全身脱力的他们,竟然被身后的男人当作女人,从后面插入了他们的菊花,而且不断抽插,至射精为止。
也有人强力的把其他的男人的头压下去,强逼他们为他们口交。
当然,在发泄兽性时,他们都把对手想象成下面浴室里的那个性感女人。
如果她知道这些,恐怕又一次高潮不断好一会了。
之后的一天是星期日,所有的男人都不用工作,她都上天台收回和换挂衣服,有意地扭动身体,多次附身假装处理盘子内的衣服,把非常短的裙子内赤裸的屁股,肉缝和肛门让他们从各个角度看了又看,很多时还有意尽量靠近坐在地面上大概20多寸高的水喉上的男人们,包括那两位老男人。

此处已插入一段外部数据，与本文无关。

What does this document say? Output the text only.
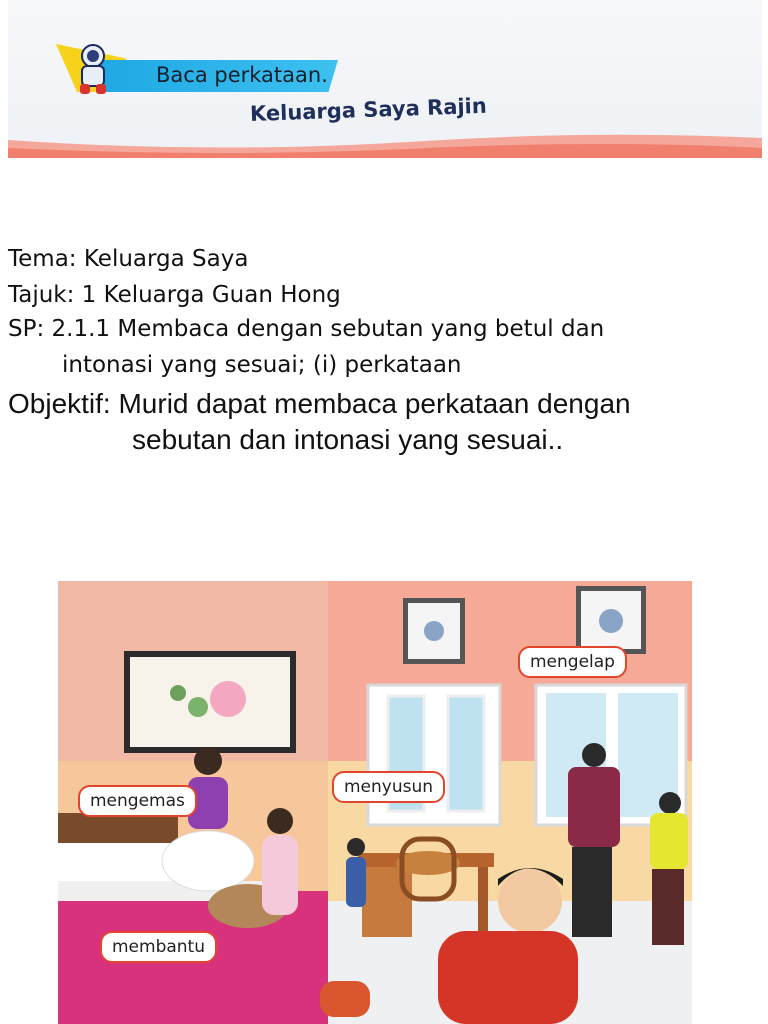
Baca perkataan.
Keluarga Saya Rajin
Tema: Keluarga Saya
Tajuk: 1 Keluarga Guan Hong
SP: 2.1.1 Membaca dengan sebutan yang betul dan
intonasi yang sesuai; (i) perkataan
Objektif: Murid dapat membaca perkataan dengan
sebutan dan intonasi yang sesuai..
mengelap
menyusun
mengemas
membantu
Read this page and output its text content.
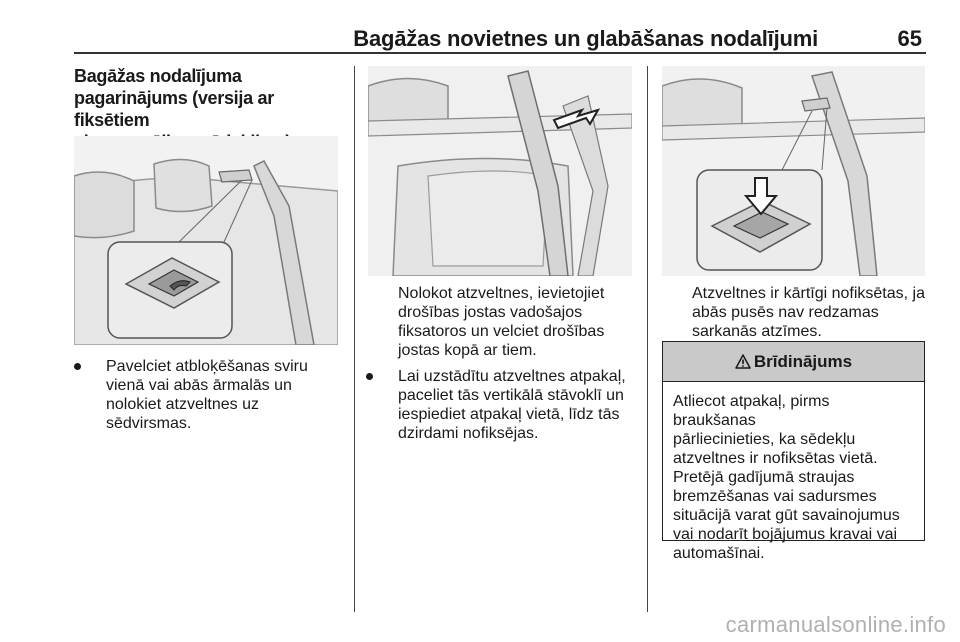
Bagāžas novietnes un glabāšanas nodalījumi	65
Bagāžas nodalījuma
pagarinājums (versija ar fiksētiem
Pavelciet atbloķēšanas sviru
vienā vai abās ārmalās un
nolokiet atzveltnes uz
sēdvirsmas.
Nolokot atzveltnes, ievietojiet
drošības jostas vadošajos
fiksatoros un velciet drošības
jostas kopā ar tiem.
Lai uzstādītu atzveltnes atpakaļ,
paceliet tās vertikālā stāvoklī un
iespiediet atpakaļ vietā, līdz tās
dzirdami nofiksējas.
Atzveltnes ir kārtīgi nofiksētas, ja
abās pusēs nav redzamas
sarkanās atzīmes.
Brīdinājums
Atliecot atpakaļ, pirms braukšanas
pārliecinieties, ka sēdekļu
atzveltnes ir nofiksētas vietā.
Pretējā gadījumā straujas
bremzēšanas vai sadursmes
situācijā varat gūt savainojumus
vai nodarīt bojājumus kravai vai
automašīnai.
carmanualsonline.info
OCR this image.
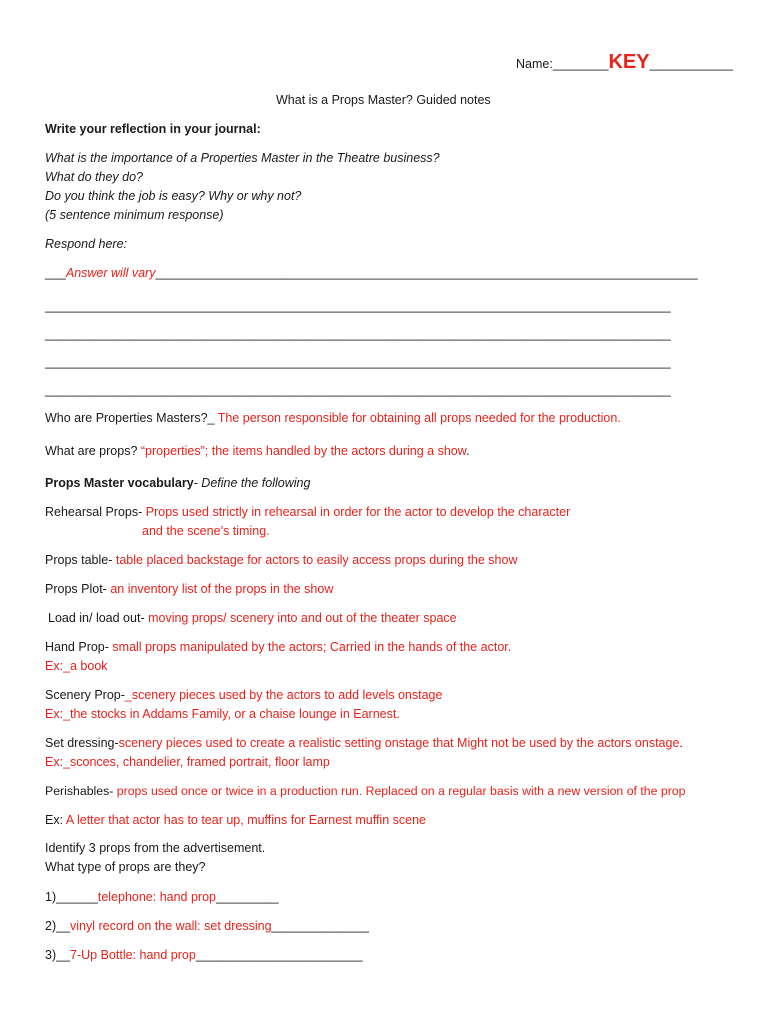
Name:________KEY____________
What is a Props Master? Guided notes
Write your reflection in your journal:
What is the importance of a Properties Master in the Theatre business?
What do they do?
Do you think the job is easy? Why or why not?
(5 sentence minimum response)
Respond here:
___Answer will vary______________________________________________________________________________
__________________________________________________________________________________________
__________________________________________________________________________________________
__________________________________________________________________________________________
__________________________________________________________________________________________
Who are Properties Masters?_ The person responsible for obtaining all props needed for the production.
What are props? “properties”; the items handled by the actors during a show.
Props Master vocabulary- Define the following
Rehearsal Props- Props used strictly in rehearsal in order for the actor to develop the character
and the scene’s timing.
Props table- table placed backstage for actors to easily access props during the show
Props Plot- an inventory list of the props in the show
Load in/ load out- moving props/ scenery into and out of the theater space
Hand Prop- small props manipulated by the actors; Carried in the hands of the actor.
Ex:_a book
Scenery Prop-_scenery pieces used by the actors to add levels onstage
Ex:_the stocks in Addams Family, or a chaise lounge in Earnest.
Set dressing-scenery pieces used to create a realistic setting onstage that Might not be used by the actors onstage.
Ex:_sconces, chandelier, framed portrait, floor lamp
Perishables- props used once or twice in a production run. Replaced on a regular basis with a new version of the prop
Ex: A letter that actor has to tear up, muffins for Earnest muffin scene
Identify 3 props from the advertisement.
What type of props are they?
1)______telephone: hand prop_________
2)__vinyl record on the wall: set dressing______________
3)__7-Up Bottle: hand prop________________________
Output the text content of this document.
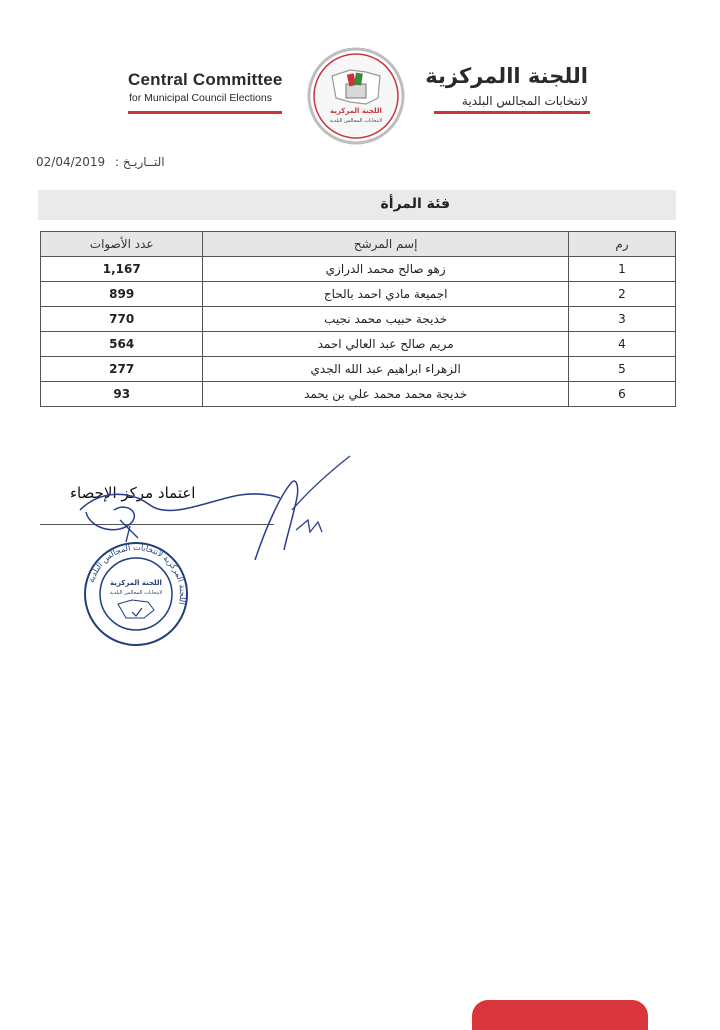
Central Committee
for Municipal Council Elections
اللجنة االمركزية
لانتخابات المجالس البلدية
اللجنة المركزية
لانتخابات المجالس البلدية
02/04/2019 التــاريـخ :
فئة المرأة
عدد الأصوات	إسم المرشح	رم
1,167	زهو صالح محمد الدرازي	1
899	اجميعة مادي احمد بالحاج	2
770	خديجة حبيب محمد نجيب	3
564	مريم صالح عبد العالي احمد	4
277	الزهراء ابراهيم عبد الله الجدي	5
93	خديجة محمد محمد علي بن يحمد	6
اعتماد مركز الإحصاء
اللجنة المركزية لانتخابات المجالس البلدية
اللجنة المركزية
لانتخابات المجالس البلدية
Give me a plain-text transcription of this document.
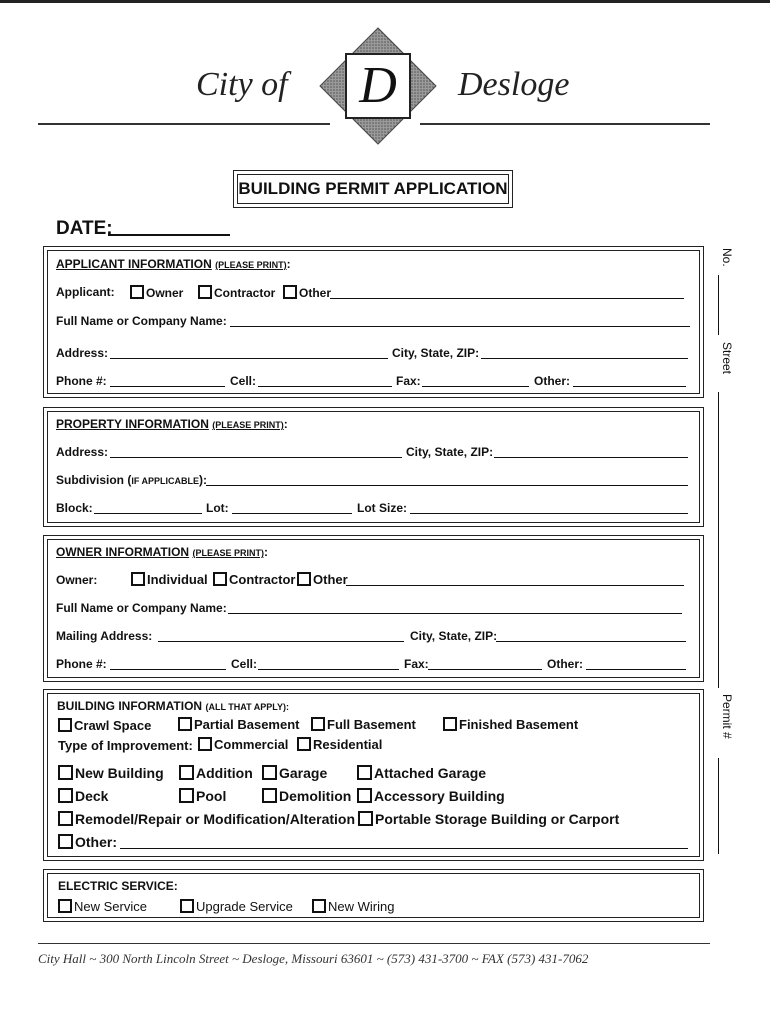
City of	Desloge
D
BUILDING PERMIT APPLICATION
DATE:
APPLICANT INFORMATION (PLEASE PRINT):
Applicant:	Owner	Contractor	Other
Full Name or Company Name:
Address:	City, State, ZIP:
Phone #:	Cell:	Fax:	Other:
PROPERTY INFORMATION (PLEASE PRINT):
Address:	City, State, ZIP:
Subdivision (IF APPLICABLE):
Block:	Lot:	Lot Size:
OWNER INFORMATION (PLEASE PRINT):
Owner:	Individual	Contractor	Other
Full Name or Company Name:
Mailing Address:	City, State, ZIP:
Phone #:	Cell:	Fax:	Other:
BUILDING INFORMATION (ALL THAT APPLY):
Crawl Space	Partial Basement	Full Basement	Finished Basement
Type of Improvement:	Commercial	Residential
New Building	Addition	Garage	Attached Garage
Deck	Pool	Demolition	Accessory Building
Remodel/Repair or Modification/Alteration	Portable Storage Building or Carport
Other:
ELECTRIC SERVICE:
New Service	Upgrade Service	New Wiring
No.
Street
Permit #
City Hall ~ 300 North Lincoln Street ~ Desloge, Missouri 63601 ~ (573) 431-3700 ~ FAX (573) 431-7062
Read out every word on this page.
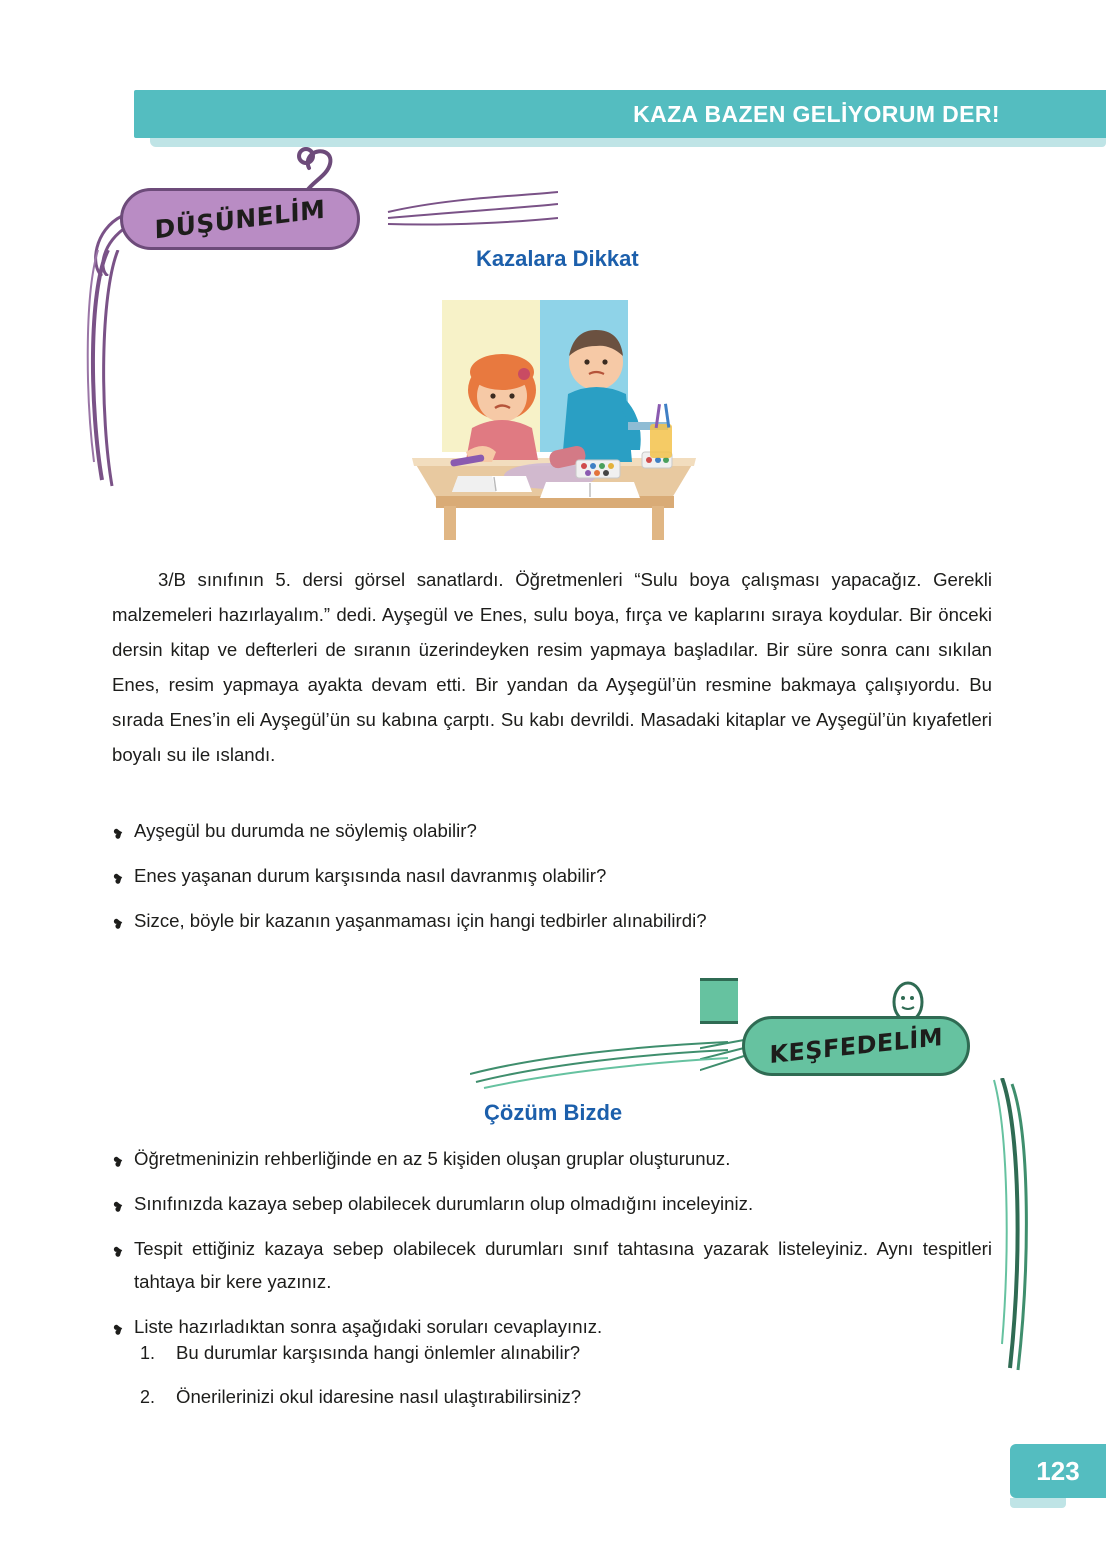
KAZA BAZEN GELİYORUM DER!
DÜŞÜNELİM
Kazalara Dikkat
3/B sınıfının 5. dersi görsel sanatlardı. Öğretmenleri “Sulu boya çalışması yapacağız. Gerekli malzemeleri hazırlayalım.” dedi. Ayşegül ve Enes, sulu boya, fırça ve kaplarını sıraya koydular. Bir önceki dersin kitap ve defterleri de sıranın üzerindeyken resim yapmaya başladılar. Bir süre sonra canı sıkılan Enes, resim yapmaya ayakta devam etti. Bir yandan da Ayşegül’ün resmine bakmaya çalışıyordu. Bu sırada Enes’in eli Ayşegül’ün su kabına çarptı. Su kabı devrildi. Masadaki kitaplar ve Ayşegül’ün kıyafetleri boyalı su ile ıslandı.
❥ Ayşegül bu durumda ne söylemiş olabilir?
❥ Enes yaşanan durum karşısında nasıl davranmış olabilir?
❥ Sizce, böyle bir kazanın yaşanmaması için hangi tedbirler alınabilirdi?
KEŞFEDELİM
Çözüm Bizde
❥ Öğretmeninizin rehberliğinde en az 5 kişiden oluşan gruplar oluşturunuz.
❥ Sınıfınızda kazaya sebep olabilecek durumların olup olmadığını inceleyiniz.
❥ Tespit ettiğiniz kazaya sebep olabilecek durumları sınıf tahtasına yazarak listeleyiniz. Aynı tespitleri tahtaya bir kere yazınız.
❥ Liste hazırladıktan sonra aşağıdaki soruları cevaplayınız.
1.	Bu durumlar karşısında hangi önlemler alınabilir?
2.	Önerilerinizi okul idaresine nasıl ulaştırabilirsiniz?
123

虽然他们可能已没有能力,但对这样挑逗仍然反应是很强烈的。
想到他们根本不能做什么,只能白白地饱受煎熬,她更有点虐待他们的满足感。
不管他们能否侵犯她,对他们暴露仍是很刺激的。
那些男人们知道,每次上了天台后,回屋后她会都在窗户“适当”地开启的睡房或浴室内做“继续的表演”:开始时是在音乐下跳充满挑逗性的挺小腹,扭腰弄臀和摆东大奶的舞。
之后,她会慢慢一件一件的把本来已不多的衣服脱去,最后一全部都会脱光。
在这“无蹈”中,她会搓弄大奶,捻揉乳头,她会轻摆柳腰,挺动小腹,又会夸张地多次弯身,把肥大丰满的翘臀擧向他们。